A November vote on a constitutional amendment in Kentucky that would permanently close the door to any state court judge to style an implicit right to abortion from the State Constitution, including issues related to the life of the mother, has drawn the attention of Michael Muller, who will spend the rest of the year in Kentucky running the campaign to defeat the referendum.
One of New Jersey’s top political strategists, Muller has spent nearly 20 years running the Democratic Assembly Campaign Committee. But with the Kentucky vote emerging as one of the nation’s premier front line political fights following a U.S. Supreme Court decision that overturned Roe v. Wade, Muller has decided to trade a blue state for a red state this year.
Muller is the campaign manager for Protect Kentucky Access, a coalition of non-profit groups, including Planned Parenthood and the American Civil Liberties Union, that is opposing the Kentucky No Right to Abortion in Constitution amendment.
Advocates of the ballot initiative say that passage would prevent a local court from finding a way to permit abortion in Kentucky. Passage of the amendment would ensure that “there will be no Roe vs. Wade decision in Kentucky,” according to one of the sponsors of the bill, State Rep. Joseph Fischer.

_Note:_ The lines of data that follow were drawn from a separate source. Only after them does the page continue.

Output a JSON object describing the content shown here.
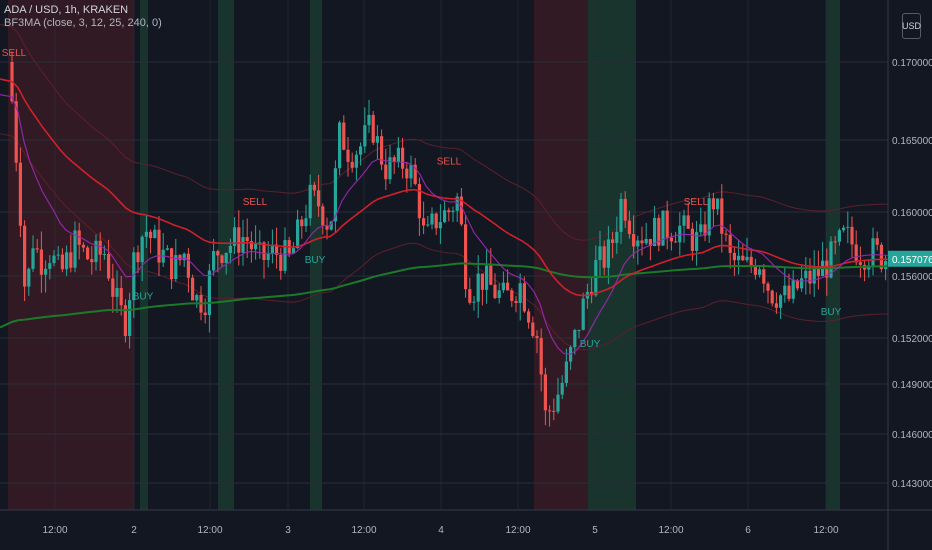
{
  "header": {
    "symbol": "ADA / USD, 1h, KRAKEN",
    "indicator": "BF3MA (close, 3, 12, 25, 240, 0)",
    "currency_button": "USD"
  },
  "colors": {
    "bg": "#131722",
    "grid": "#2a2e39",
    "up": "#26a69a",
    "down": "#ef5350",
    "ma_fast": "#9c27b0",
    "ma_mid": "#d1202a",
    "ma_slow": "#1b7a2a",
    "band": "#5d1f2c",
    "zone_green": "#1e4d36",
    "zone_red": "#4d1e26",
    "price_badge": "#26a69a"
  },
  "chart_data": {
    "type": "candlestick",
    "y_ticks": [
      "0.170000",
      "0.165000",
      "0.160000",
      "0.156000",
      "0.152000",
      "0.149000",
      "0.146000",
      "0.143000"
    ],
    "x_ticks": [
      "12:00",
      "2",
      "12:00",
      "3",
      "12:00",
      "4",
      "12:00",
      "5",
      "12:00",
      "6",
      "12:00"
    ],
    "last_price": "0.157076",
    "signals": [
      {
        "label": "SELL",
        "x": 14,
        "y": 0.1704,
        "color": "#ef5350"
      },
      {
        "label": "BUY",
        "x": 143,
        "y": 0.1545,
        "color": "#26a69a"
      },
      {
        "label": "SELL",
        "x": 255,
        "y": 0.1605,
        "color": "#ef5350"
      },
      {
        "label": "BUY",
        "x": 315,
        "y": 0.1568,
        "color": "#26a69a"
      },
      {
        "label": "SELL",
        "x": 449,
        "y": 0.1633,
        "color": "#ef5350"
      },
      {
        "label": "BUY",
        "x": 590,
        "y": 0.1514,
        "color": "#26a69a"
      },
      {
        "label": "SELL",
        "x": 696,
        "y": 0.1605,
        "color": "#ef5350"
      },
      {
        "label": "BUY",
        "x": 831,
        "y": 0.1535,
        "color": "#26a69a"
      }
    ]
  }
}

The question reads: To protect human life, nothing in this Constitution shall be construed to secure or protect a right to abortion or require the funding of abortion?”
Kentucky is one of thirteen states with a trigger law that banned abortion upon the release of the Supreme Court decision.
Muller was the New Jersey state director of Hillary Clinton’s 2008 presidential campaign and for Michael Bloomberg’s 2020 campaign. He is also the Mount Laurel Democratic Municipal Chairman.
The Democratic governor of Kentucky, Andy Beshear, supports abortion rights, but Republicans have a supermajority in both houses of the legislature and voted to override Beshear’s veto of the referendum proposal.
Three states – Kentucky, Louisiana and Mississippi – have gubernatorial elections next year. The re-election of Beshear will be the top priority of New Jersey Gov. Phil Murphy, who is set to assume the chairmanship of the Democratic Governors Association next year.